Mein Wille definiert den Auftrag. Je stärker mein Wille ist, desto klarer ist der Auftrag. Ich muss also entscheiden, was ich will. Die Entscheidung für das eine ist oftmals eine Entscheidung gegen das andere. Ich kann nicht gleichzeitig in den Norden und in den Süden fahren. Wenn ich mich für den Norden entscheide, entscheide ich mich in diesem Moment gegen den Süden. Jedes Reisebüro wäre überfordert, wenn ich zur gleichen Zeit in zwei verschiedene Richtungen reisen wollte. Meine Buchung könnte nicht zu meiner Zufriedenheit bearbeitet werden. Deshalb würde das Reisebüro die Buchung nicht entgegennehmen. Auch die Agentur des Göttlichen lehnt Aufträge ab, die in sich widersprüchlich sind. Ebenso würde kein Reisebüro einen Flug für mich buchen, wenn ich nur draußen vor den Schaufenstern herumliefe und »Es wäre nicht schlecht, wenn …« vor mich hin murmelte. Ich muss schon hineingehen und konkreter werden.

Die Agentur freut sich über jeden konkreten Auftrag. Sie will ihre Kapazitäten nutzen und nicht Gefahr laufen, eines Tages aufgrund mangelnder Anfragen schließen zu müssen. Ein Überangebot an Aufträgen kann es für die Agentur nicht geben. Sie wächst quasi an ihren Aufgaben. Sie kennt und nutzt das göttliche Gesetz der Fülle, welches besagt, dass Energie entsteht, indem sie verbraucht wird. Je mehr Energie gegeben wird, desto mehr kommt zurück, je weniger Energie investiert wird, desto weniger kommt zurück. Viele Menschen glauben, es wäre umgekehrt. Sie haben den Glaubenssatz des Mangels verinnerlicht. Sie denken: „Ich darf nicht zu viel von mir (ab)geben, sonst verliere ich mich.“ Und weil sie nicht so viel (von sich) geben, bekommen sie auch nicht so viel zurück. Weil sie den Mangel leben, erfahren sie den Mangel und fühlen sich somit in ihrem Glaubenssatz bestätigt.

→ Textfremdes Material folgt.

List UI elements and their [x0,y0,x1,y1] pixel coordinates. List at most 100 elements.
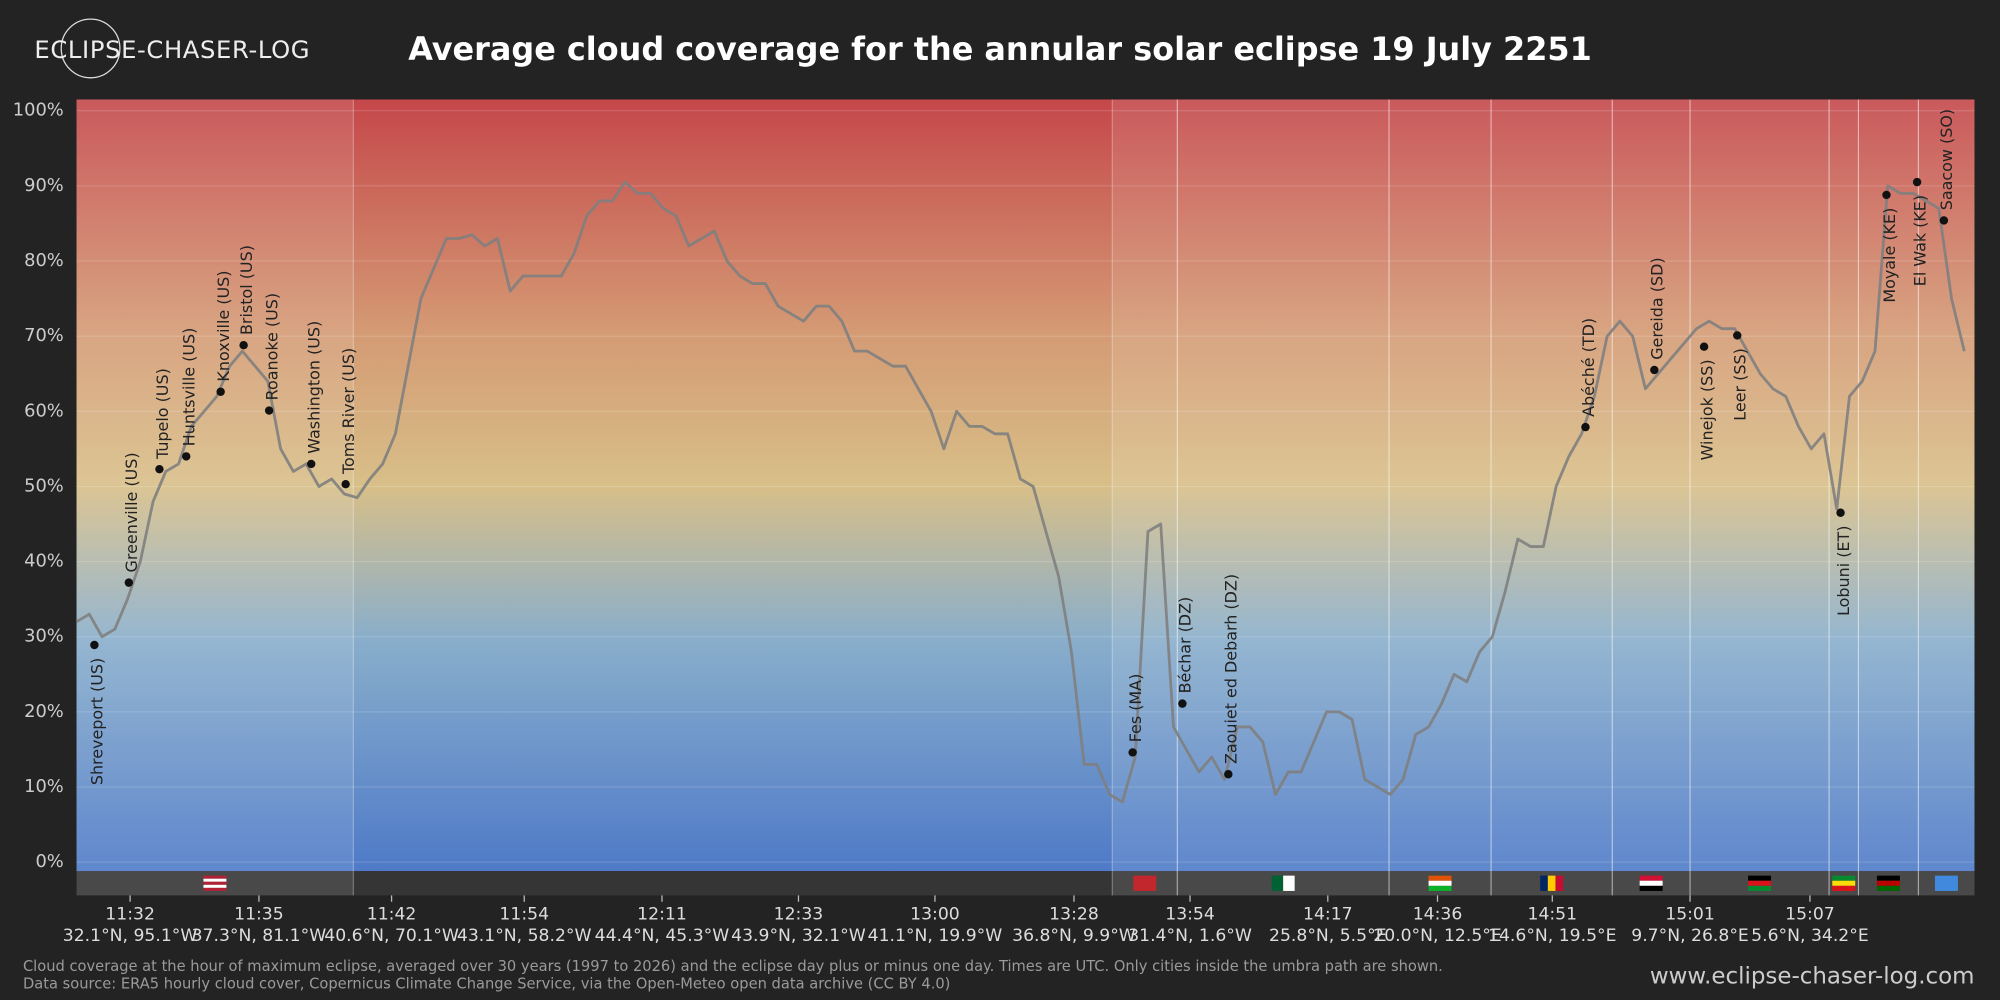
city-marker [341,479,350,489]
x-tick-label: 13:00 [910,905,960,925]
x-tick-label: 11:35 [234,905,284,925]
y-tick-label: 90% [24,175,64,196]
footnote: Cloud coverage at the hour of maximum ec… [23,958,1443,975]
regions [76,99,1975,896]
city-label: Moyale (KE) [1880,208,1899,303]
flag-stripe [1428,875,1452,881]
city-label: Roanoke (US) [262,293,281,400]
city-marker [216,387,225,396]
flag-stripe [203,887,227,891]
y-tick-label: 60% [24,400,64,421]
flag-stripe [1540,875,1548,891]
city-label: El Wak (KE) [1910,195,1929,286]
city-label: Bristol (US) [237,245,256,335]
y-tick-label: 0% [35,851,63,872]
land-overlay [1918,99,1975,896]
x-tick-coord: 36.8°N, 9.9°W [1012,926,1136,946]
x-tick-coord: 43.1°N, 58.2°W [457,926,592,946]
city-label: Greenville (US) [122,452,141,572]
flag-stripe [1639,875,1663,881]
footnote: Data source: ERA5 hourly cloud cover, Co… [23,976,950,993]
y-tick-label: 50% [24,475,64,496]
city-marker [1836,508,1845,517]
city-marker [1650,365,1659,375]
x-tick-label: 11:54 [499,905,549,925]
flag-stripe [203,881,227,885]
x-tick-coord: 40.6°N, 70.1°W [324,926,459,946]
cities: Shreveport (US) Greenville (US) Tupelo (US… [88,109,1956,785]
x-tick-label: 13:54 [1165,905,1215,925]
flag-stripe [1133,875,1157,891]
flag-stripe [1428,880,1452,886]
land-overlay [1112,99,1178,896]
city-marker [182,452,191,461]
flag-stripe [203,884,227,888]
city-marker [1882,190,1891,200]
city-label: Toms River (US) [339,348,358,475]
flag-stripe [1271,875,1284,891]
flag-stripe [203,875,227,879]
city-marker [1581,422,1590,432]
city-label: Knoxville (US) [214,271,233,382]
land-overlay [1612,99,1691,896]
flag-stripe [1283,875,1295,891]
y-tick-label: 80% [24,250,64,271]
flag-stripe [1748,880,1772,886]
x-tick-coord: 37.3°N, 81.1°W [192,926,327,946]
city-label: Saacow (SO) [1937,109,1956,210]
land-overlay [1690,99,1830,896]
land-overlay [76,99,354,896]
city-marker [90,640,99,650]
x-tick-coord: 5.6°N, 34.2°E [1751,926,1869,946]
x-tick-coord: 14.6°N, 19.5°E [1488,926,1617,946]
x-tick-coord: 9.7°N, 26.8°E [1631,926,1749,946]
x-tick-label: 15:07 [1785,905,1835,925]
city-marker [1224,770,1233,779]
x-tick-coord: 25.8°N, 5.5°E [1269,926,1387,946]
flag-stripe [1876,880,1900,886]
flag-stripe [1428,885,1452,891]
y-tick-label: 10% [24,776,64,797]
flag-stripe [1547,875,1556,891]
x-tick-label: 12:33 [774,905,824,925]
city-marker [307,459,316,469]
city-label: Shreveport (US) [88,658,107,785]
grid [76,110,1975,863]
city-label: Leer (SS) [1731,348,1750,420]
logo: ECLIPSE-CHASER-LOG [34,36,310,64]
city-marker [1733,331,1742,340]
city-label: Fes (MA) [1126,674,1145,743]
city-marker [1128,748,1137,757]
city-label: Gereida (SD) [1648,257,1667,359]
website: www.eclipse-chaser-log.com [1650,964,1975,990]
land-overlay [1858,99,1919,896]
x-tick-label: 11:42 [367,905,417,925]
x-tick-coord: 44.4°N, 45.3°W [595,926,730,946]
flag-stripe [1555,875,1564,891]
flag-stripe [203,878,227,882]
flag-stripe [1832,875,1856,881]
city-label: Tupelo (US) [153,368,172,460]
x-tick-label: 13:28 [1049,905,1099,925]
cloud-line [75,180,1966,804]
flag-stripe [1832,885,1856,891]
line-layer [75,180,1966,804]
plot-area [76,99,1975,872]
y-tick-label: 20% [24,701,64,722]
city-marker [1699,342,1709,351]
chart-title: Average cloud coverage for the annular s… [408,30,1592,68]
flag-stripe [1876,875,1900,881]
city-label: Winejok (SS) [1697,359,1716,460]
city-label: Zaouiet ed Debarh (DZ) [1222,574,1241,764]
city-marker [1939,216,1949,225]
flag-stripe [1639,880,1663,886]
city-marker [155,464,164,474]
logo-circle [60,18,121,79]
land-overlay [1177,99,1390,896]
x-tick-label: 14:51 [1528,905,1578,925]
city-label: Huntsville (US) [180,328,199,447]
x-tick-coord: 41.1°N, 19.9°W [868,926,1003,946]
x-tick-coord: 32.1°N, 95.1°W [63,926,198,946]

Die reinste Form der Energie ist Liebe. Das Geschenk der Liebe wird durch Aufmerksamkeit überreicht. Ein Mensch, der gebraucht wird, erhält Aufmerksamkeit. Energieentzug hingegen entsteht durch Ignoranz. Das Schlimmste, was einem Menschen geschehen kann, ist das Gefühl der Nutzlosigkeit. Wie alle Wesen im Universum sind auch die himmlischen Agenten auf (Lebens)energie angewiesen und freuen sich über unsere Aufträge.

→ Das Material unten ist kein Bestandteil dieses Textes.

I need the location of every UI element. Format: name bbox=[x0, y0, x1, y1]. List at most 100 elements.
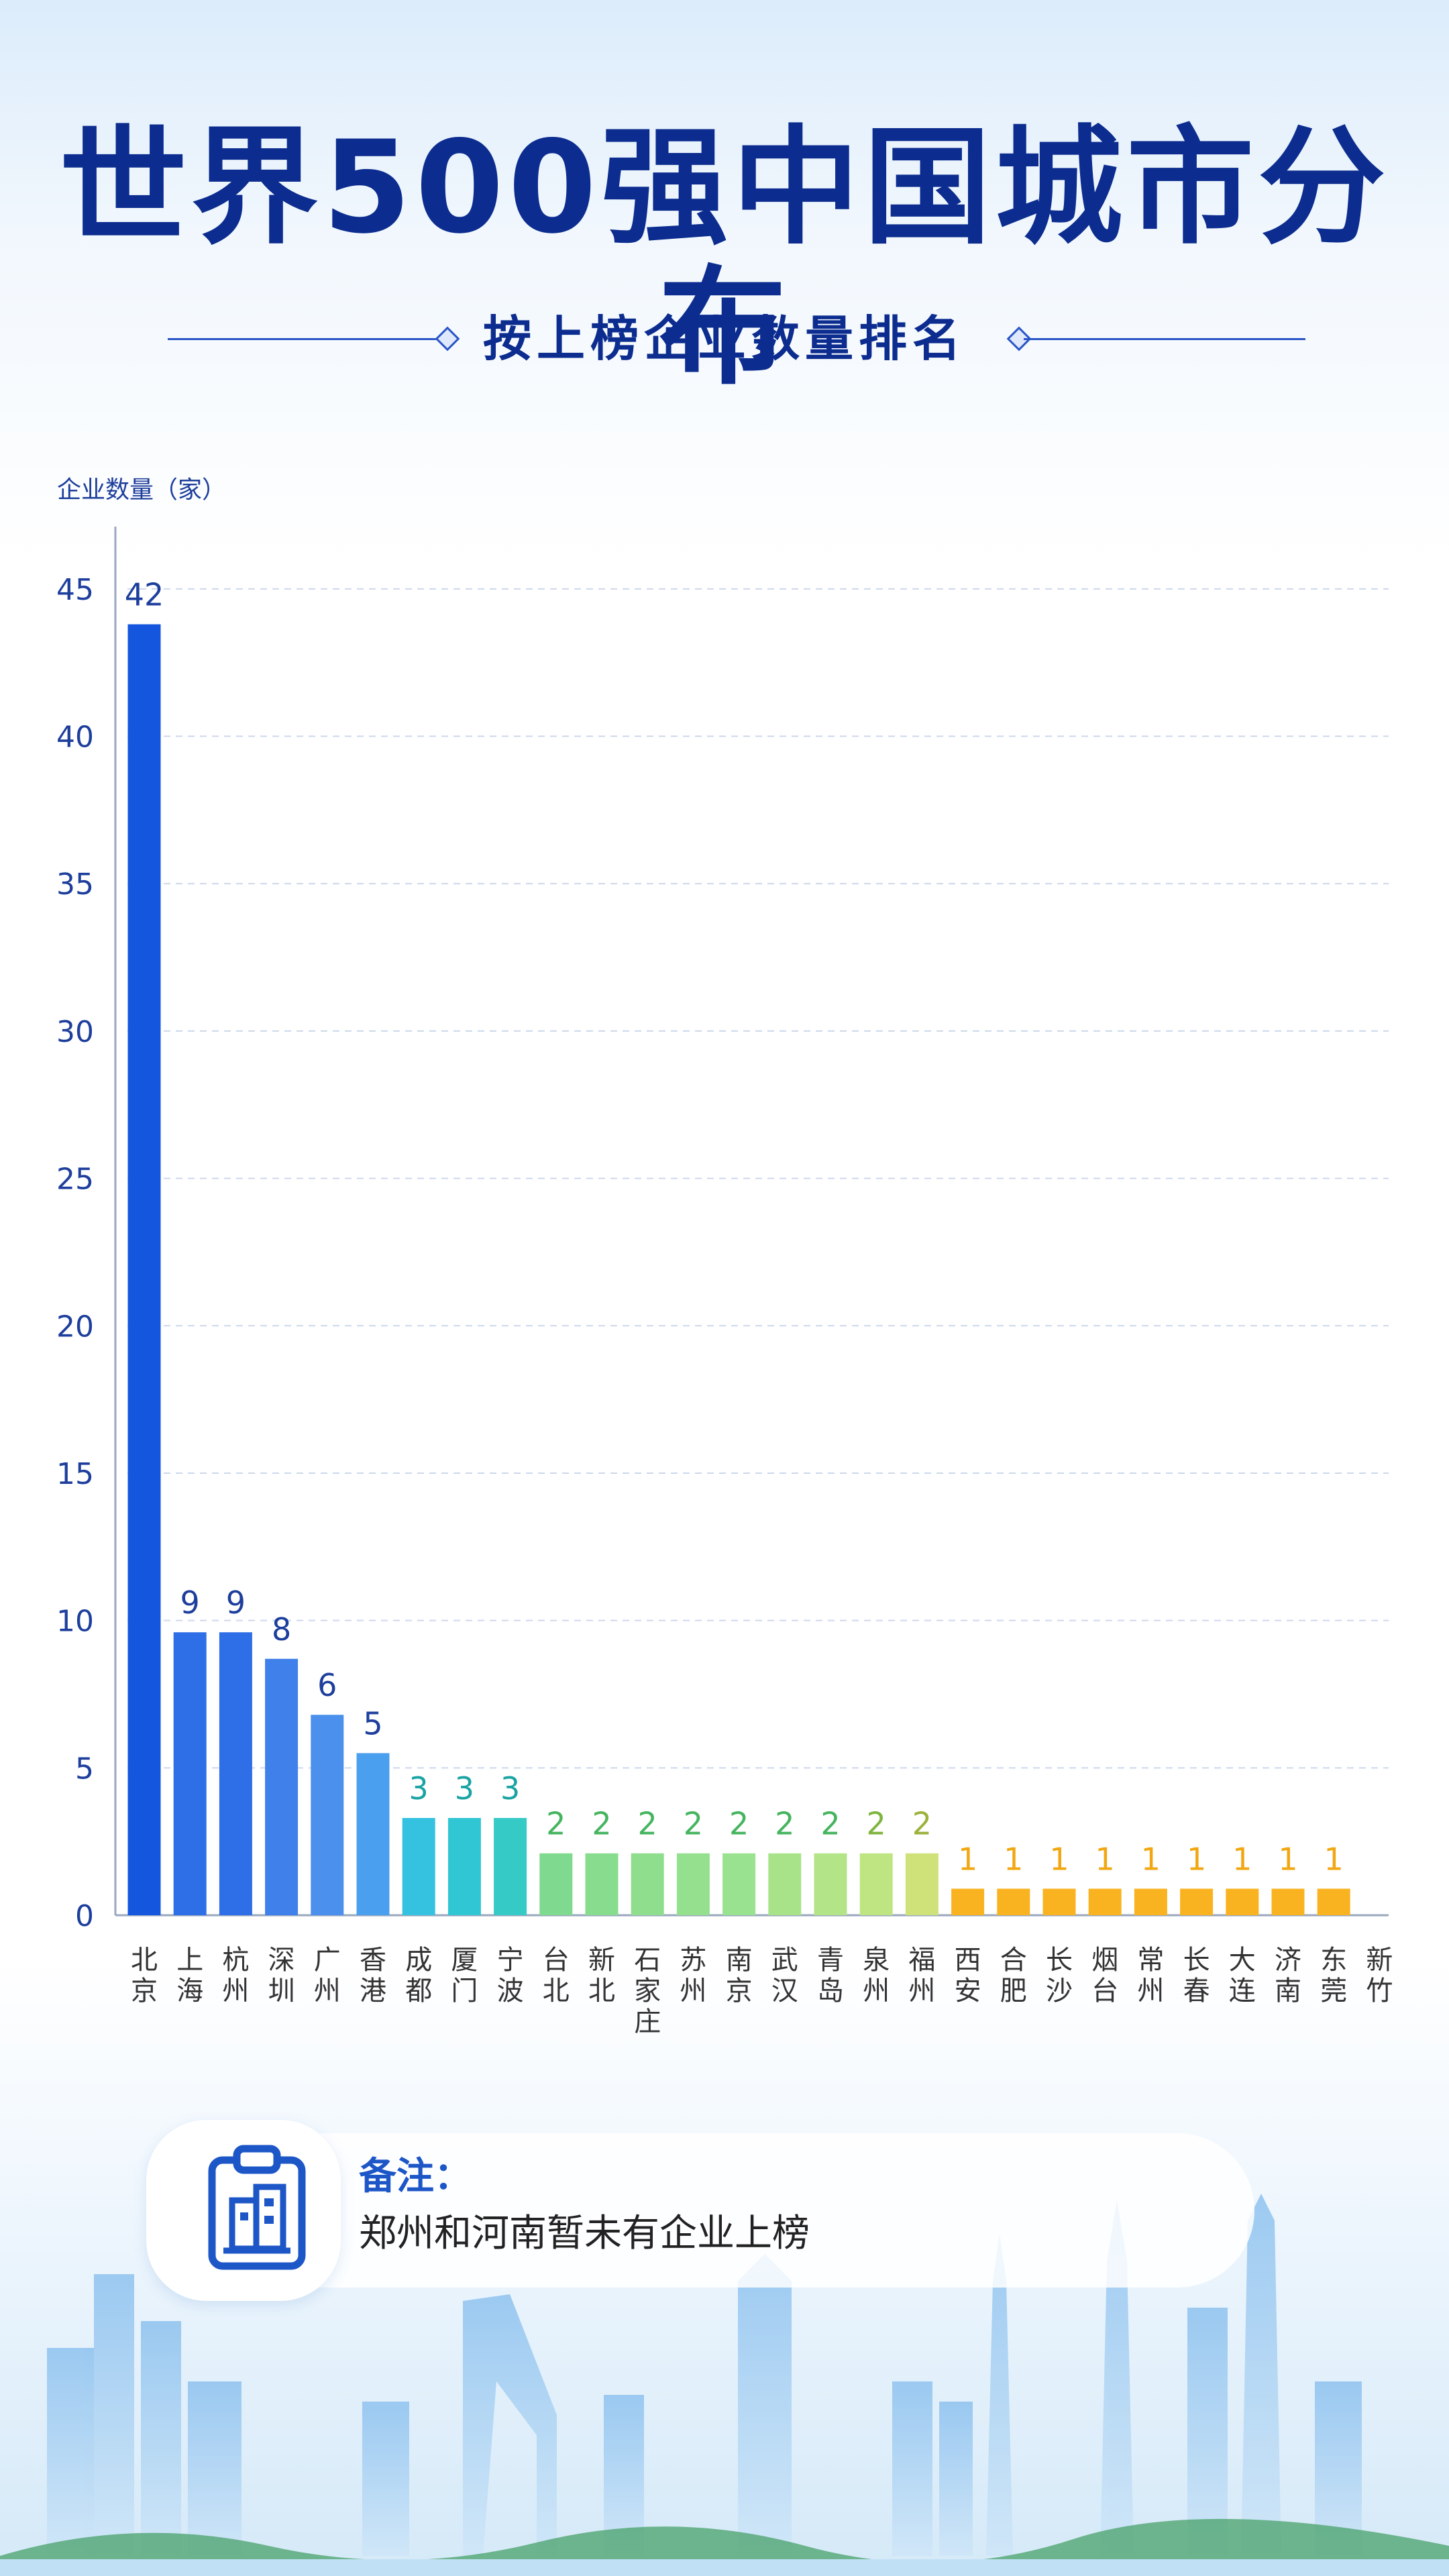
data-label: 2 bbox=[912, 1806, 932, 1842]
x-tick-label: 西安 bbox=[955, 1945, 981, 2006]
x-tick-label: 广州 bbox=[314, 1945, 341, 2006]
bar bbox=[402, 1818, 435, 1915]
y-tick-label: 45 bbox=[56, 573, 94, 607]
y-tick-label: 20 bbox=[56, 1309, 94, 1344]
data-label: 2 bbox=[546, 1806, 566, 1842]
x-tick-label: 东莞 bbox=[1320, 1945, 1347, 2006]
bar bbox=[265, 1658, 299, 1915]
data-label: 1 bbox=[958, 1841, 977, 1877]
bar bbox=[905, 1853, 938, 1915]
bar bbox=[1134, 1888, 1167, 1915]
bar bbox=[127, 624, 161, 1916]
bar bbox=[814, 1853, 847, 1915]
bar bbox=[1042, 1888, 1076, 1915]
y-tick-label: 15 bbox=[56, 1457, 94, 1491]
city-skyline-illustration bbox=[0, 2194, 1449, 2576]
bar bbox=[722, 1853, 756, 1915]
note-title: 备注： bbox=[359, 2155, 472, 2198]
data-label: 5 bbox=[363, 1705, 382, 1741]
data-label: 2 bbox=[592, 1806, 611, 1842]
x-tick-label: 泉州 bbox=[863, 1945, 890, 2006]
chart-subtitle: 按上榜企业数量排名 bbox=[482, 311, 966, 367]
x-tick-label: 苏州 bbox=[680, 1945, 706, 2006]
data-label: 3 bbox=[455, 1770, 474, 1807]
data-label: 2 bbox=[775, 1806, 794, 1842]
x-tick-label: 上海 bbox=[176, 1945, 203, 2006]
bar bbox=[311, 1715, 344, 1915]
y-tick-label: 40 bbox=[56, 720, 94, 755]
bar bbox=[356, 1753, 390, 1915]
bar bbox=[676, 1853, 710, 1915]
subtitle-row: 按上榜企业数量排名 bbox=[0, 305, 1449, 372]
x-tick-label: 济南 bbox=[1275, 1945, 1301, 2006]
y-tick-label: 35 bbox=[56, 867, 94, 902]
data-label: 3 bbox=[409, 1770, 429, 1807]
chart-title: 世界500强中国城市分布 bbox=[59, 113, 1390, 402]
data-label: 9 bbox=[226, 1585, 246, 1621]
data-label: 1 bbox=[1278, 1841, 1297, 1877]
data-label: 2 bbox=[684, 1806, 703, 1842]
y-tick-label: 10 bbox=[56, 1605, 94, 1639]
x-tick-label: 香港 bbox=[360, 1945, 386, 2006]
data-label: 1 bbox=[1095, 1841, 1115, 1877]
x-tick-label: 石家庄 bbox=[634, 1945, 661, 2037]
bar bbox=[997, 1888, 1030, 1915]
data-label: 8 bbox=[272, 1611, 291, 1648]
data-label: 2 bbox=[820, 1806, 840, 1842]
data-label: 2 bbox=[729, 1806, 749, 1842]
x-tick-label: 青岛 bbox=[817, 1945, 844, 2006]
y-tick-label: 25 bbox=[56, 1163, 94, 1197]
x-tick-label: 烟台 bbox=[1091, 1945, 1118, 2006]
x-tick-label: 福州 bbox=[908, 1945, 935, 2006]
y-tick-label: 0 bbox=[75, 1899, 94, 1933]
bar bbox=[1271, 1888, 1305, 1915]
data-label: 42 bbox=[125, 577, 164, 613]
bar bbox=[1226, 1888, 1259, 1915]
bar bbox=[1088, 1888, 1122, 1915]
data-label: 1 bbox=[1004, 1841, 1023, 1877]
data-label: 9 bbox=[180, 1585, 200, 1621]
x-tick-label: 合肥 bbox=[1000, 1945, 1027, 2006]
x-tick-label: 新北 bbox=[588, 1945, 615, 2006]
x-tick-label: 长沙 bbox=[1046, 1945, 1073, 2006]
bar bbox=[585, 1853, 619, 1915]
data-label: 2 bbox=[638, 1806, 657, 1842]
data-label: 1 bbox=[1232, 1841, 1252, 1877]
x-tick-label: 厦门 bbox=[451, 1945, 478, 2006]
x-tick-label: 成都 bbox=[405, 1945, 432, 2006]
y-tick-label: 30 bbox=[56, 1015, 94, 1049]
data-label: 1 bbox=[1187, 1841, 1206, 1877]
data-label: 6 bbox=[317, 1667, 337, 1703]
bar bbox=[494, 1818, 527, 1915]
bar bbox=[539, 1853, 573, 1915]
bar bbox=[173, 1632, 207, 1915]
x-tick-label: 北京 bbox=[131, 1945, 158, 2006]
y-axis-label: 企业数量（家） bbox=[57, 476, 226, 504]
x-tick-label: 台北 bbox=[543, 1945, 570, 2006]
bar bbox=[631, 1853, 664, 1915]
data-label: 1 bbox=[1049, 1841, 1069, 1877]
bar bbox=[1180, 1888, 1214, 1915]
note-text: 郑州和河南暂未有企业上榜 bbox=[359, 2212, 810, 2255]
bar bbox=[1317, 1888, 1350, 1915]
x-tick-label: 宁波 bbox=[497, 1945, 524, 2006]
bar bbox=[859, 1853, 893, 1915]
bar bbox=[447, 1818, 481, 1915]
x-tick-label: 深圳 bbox=[268, 1945, 295, 2006]
x-tick-label: 杭州 bbox=[222, 1945, 249, 2006]
y-tick-label: 5 bbox=[75, 1752, 94, 1786]
bar bbox=[768, 1853, 802, 1915]
x-tick-label: 武汉 bbox=[771, 1945, 798, 2006]
x-tick-label: 新竹 bbox=[1366, 1945, 1393, 2006]
x-tick-label: 大连 bbox=[1229, 1945, 1256, 2006]
bar bbox=[951, 1888, 985, 1915]
data-label: 1 bbox=[1141, 1841, 1161, 1877]
x-tick-label: 南京 bbox=[726, 1945, 753, 2006]
subtitle-left-line bbox=[168, 338, 449, 340]
data-label: 3 bbox=[500, 1770, 520, 1807]
clipboard-building-icon bbox=[208, 2145, 306, 2270]
x-tick-label: 长春 bbox=[1183, 1945, 1210, 2006]
subtitle-right-line bbox=[1024, 338, 1305, 340]
x-tick-label: 常州 bbox=[1137, 1945, 1164, 2006]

Die Auftragserteilung ist unkompliziert. Nötig sind allein der Wille des Menschen, seine Sache in die Hände der Agentur zu legen sowie der Glaube, dass die Agenten helfen können, helfen dürfen und helfen werden. Kenntnisse über die Aufbauorganisation der Agentur und über die internen Abläufe bei der Bearbeitung der Aufträge sind für die Buchung eines Agenten nicht erforderlich. Es reicht ein Anruf in der Zentrale. Dort werden die Kundenwünsche angenommen und an die entsprechenden Abteilungen weitergeleitet. Dennoch kann es nicht schaden, die telefonische Durchwahl des Sachbearbeiters zu kennen.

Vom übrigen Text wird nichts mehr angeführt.